Aqui traçamos o primeiro paralelo entre Clube da Luta e a adolescência. Amadeu Weinmann (2012) observa que a adolescência figura como uma experiência que flerta com a morte, mesmo que seja para suportar a vida, como se a iminência do encontro final com a castração pudesse conferir uma significação definitiva para um desamparo avassalador. E a questão da morte atravessa diametralmente a narrativa de Clube da Luta: "Essa é sua vida, e ela está acabando a cada minuto". O emprego do narrador envolve avaliar se, para sua companhia, é menos oneroso realizar recalls de peças defeituosas ou pagar as despesas de acordos judiciais com as vítimas. Explica o narrador:

    Eu era o coordenador do recall, e meu trabalho era aplicar a fórmula. Um carro novo da minha companhia parte de algum lugar viajando a 60 milhas por hora. O diferencial traseiro se trava. O carro bate e incinera com todos presos do lado de dentro. Então, devemos iniciar um recall? Pegue o número de carros no mercado, A. Multiplique pela taxa provável de falhas, B. Multiplique o produto pelo valor médio dos acordos extrajudiciais, C. A x B x C é igual a X. Se X for menor que o custo do recall, nós não fazemos.
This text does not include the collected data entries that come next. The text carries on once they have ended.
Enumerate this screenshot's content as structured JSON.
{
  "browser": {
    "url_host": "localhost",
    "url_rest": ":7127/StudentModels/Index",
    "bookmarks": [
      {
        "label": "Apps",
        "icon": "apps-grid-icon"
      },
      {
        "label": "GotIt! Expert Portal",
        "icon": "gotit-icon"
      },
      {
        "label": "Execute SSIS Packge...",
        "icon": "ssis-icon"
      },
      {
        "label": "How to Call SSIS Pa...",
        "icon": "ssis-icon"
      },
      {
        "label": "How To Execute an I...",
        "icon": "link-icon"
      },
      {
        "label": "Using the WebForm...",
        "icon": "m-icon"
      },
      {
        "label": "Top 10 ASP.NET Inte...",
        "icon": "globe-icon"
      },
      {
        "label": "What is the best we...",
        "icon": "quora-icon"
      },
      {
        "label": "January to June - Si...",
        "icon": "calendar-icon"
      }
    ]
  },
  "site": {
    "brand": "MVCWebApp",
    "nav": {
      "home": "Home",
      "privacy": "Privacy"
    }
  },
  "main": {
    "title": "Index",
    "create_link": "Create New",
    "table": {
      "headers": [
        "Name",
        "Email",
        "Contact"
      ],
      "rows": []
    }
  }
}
Fincher não é econômico ao filmar Edward Norton conferindo vestígios humanos dentro de um carro carbonizado, incluindo os comentários. Na mesma tônica, a saída para sua insônia reside no tempo compartilhado com portadores de doenças terminais. "Ao caminhar para casa depois de ir a um grupo de apoio, eu me sentia mais vivo do que nunca". Mais adiante, uma das lições de casa dos membros do clube da luta envolve um sacrifício humano – executado em memorável episódio, no qual Raymond K. Hessel (Joon B. Kim), empregado no Korner Mart, é convidado a reconsiderar sua vida sob a mira de uma arma (que, não por acaso, guarda semelhanças com a cena inicial entre Tyler e o narrador). Marla é salva por Tyler de uma tentativa desastrada de suicídio mediante Xanax. Bob (Meat Loaf ) é morto por policiais e velado na companhia de sabão da Paper Street. Chloe (Rachel Singer), integrante de um dos grupos de apoio, eventualmente vem a falecer. No livro, o plano original de Tyler Durden consiste em explodir junto com os prédios, convertendo-se em mártir de sua causa. O enredo literário ainda contempla dois homicídios perpetrados por Tyler, os quais se encontram ausentes na versão fílmica: o assassinato de Patrick Madden, secretário municipal contrário aos clubes da luta, durante uma festa temática (que foi condensado em outra passagem radicalmente suavizada), e o explosivo artesanal que tira a vida do chefe do narrador (essa, sumariamente excluída). Em quase todos os momentos de Clube da Luta, existe algum tipo de alusão, mais ou menos direta, à morte, com exceção, talvez, das lutas propriamente ditas.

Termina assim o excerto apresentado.